What I wonder is how these slices are generated. Manually by a graphics designer using a graphics or modelling tool(Photoshop/3DSMax etc.) or programmatically using a technique like texture mapping on a 3D model?
Is it possible to achieve realistic results like the ones in blanklabel.com using a programmatic technique?
Upvotes: 1
Views: 262
Reputation: 3326
If you want to generate programmatically photorealistic fabrics, there are a couple papers about that, and in particular the very recent papers:
http://www.cs.cornell.edu/projects/ctcloth/
and
http://www.cs.cornell.edu/~srm/publications/TOG12-cloth.html
However, they are computationnally expensive (you wouldn't get realtime results to show your clients), so you'd better render these fabrics offline - or alternatively take good quality close-up pictures.
You might also want to hack a spatialy varying BRDF model with some Phong lobes and a texture to control the lobes... but I am not sure this would really look great.
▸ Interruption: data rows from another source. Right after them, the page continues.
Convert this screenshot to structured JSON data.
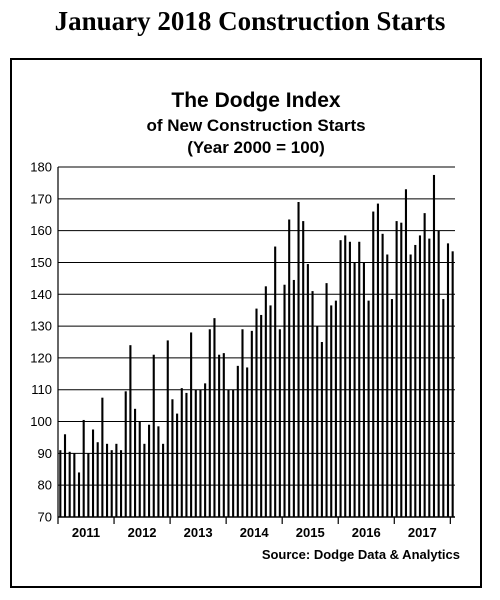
{
  "page_title": "January 2018 Construction Starts",
  "chart_data": {
    "type": "bar",
    "title": "The Dodge Index",
    "subtitle_lines": [
      "of New Construction Starts",
      "(Year 2000 = 100)"
    ],
    "source": "Source:  Dodge Data & Analytics",
    "ylim": [
      70,
      180
    ],
    "yticks": [
      70,
      80,
      90,
      100,
      110,
      120,
      130,
      140,
      150,
      160,
      170,
      180
    ],
    "grid": true,
    "year_labels": [
      "2011",
      "2012",
      "2013",
      "2014",
      "2015",
      "2016",
      "2017"
    ],
    "bar_color": "#000000",
    "values": [
      91,
      96,
      90.5,
      90,
      84,
      100.5,
      90,
      97.5,
      93.5,
      107.5,
      93,
      91,
      93,
      91,
      109.5,
      124,
      104,
      100,
      93,
      99,
      121,
      98.5,
      93,
      125.5,
      107,
      102.5,
      110.5,
      109,
      128,
      110,
      110,
      112,
      129,
      132.5,
      121,
      121.5,
      110,
      110,
      117.5,
      129,
      117,
      128.5,
      135.5,
      133.5,
      142.5,
      136.5,
      155,
      129,
      143,
      163.5,
      144.5,
      169,
      163,
      149.5,
      141,
      130,
      125,
      143.5,
      136.5,
      138,
      157,
      158.5,
      156.5,
      150,
      156.5,
      150,
      138,
      166,
      168.5,
      159,
      152.5,
      138.5,
      163,
      162.5,
      173,
      152.5,
      155.5,
      158.5,
      165.5,
      157.5,
      177.5,
      160,
      138.5,
      156,
      153.5
    ]
  }
}
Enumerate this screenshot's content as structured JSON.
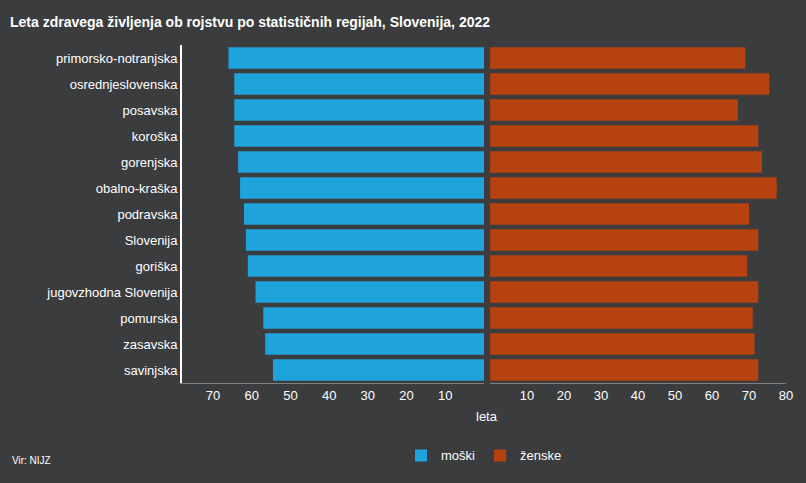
{
  "chart_data": [
    {
      "type": "bar",
      "title": "Leta zdravega življenja ob rojstvu po statističnih regijah, Slovenija, 2022",
      "orientation": "horizontal",
      "categories": [
        "primorsko-notranjska",
        "osrednjeslovenska",
        "posavska",
        "koroška",
        "gorenjska",
        "obalno-kraška",
        "podravska",
        "Slovenija",
        "goriška",
        "jugovzhodna Slovenija",
        "pomurska",
        "zasavska",
        "savinjska"
      ],
      "series": [
        {
          "name": "moški",
          "color": "#1fa3dc",
          "values": [
            66,
            64.5,
            64.5,
            64.5,
            63.5,
            63,
            62,
            61.5,
            61,
            59,
            57,
            56.5,
            54.5
          ]
        }
      ],
      "xlim": [
        0,
        78
      ],
      "xticks": [
        10,
        20,
        30,
        40,
        50,
        60,
        70
      ],
      "legend": "bottom",
      "source": "Vir: NIJZ"
    },
    {
      "type": "bar",
      "orientation": "horizontal",
      "categories": [
        "primorsko-notranjska",
        "osrednjeslovenska",
        "posavska",
        "koroška",
        "gorenjska",
        "obalno-kraška",
        "podravska",
        "Slovenija",
        "goriška",
        "jugovzhodna Slovenija",
        "pomurska",
        "zasavska",
        "savinjska"
      ],
      "series": [
        {
          "name": "ženske",
          "color": "#b5420f",
          "values": [
            69,
            75.5,
            67,
            72.5,
            73.5,
            77.5,
            70,
            72.5,
            69.5,
            72.5,
            71,
            71.5,
            72.5
          ]
        }
      ],
      "xlim": [
        0,
        80
      ],
      "xticks": [
        10,
        20,
        30,
        40,
        50,
        60,
        70,
        80
      ],
      "x_label": "leta",
      "legend": "bottom"
    }
  ]
}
The result would highly depend on the artist who will manually tune the parameters so that it looks like the actual fabrics.
Upvotes: 0
Reputation: 22366
This would be a guess, but I would create the shirt (or rather the shirt's components) in a modelling application (Blender, 3ds max, Maya, etc) and set all the UV mapping that way. Then when a user makes a selection, the image is rendered through a game engine (the shadows can be baked as there is no lighting or camera movement) on your servers and then pushed to the client's browser.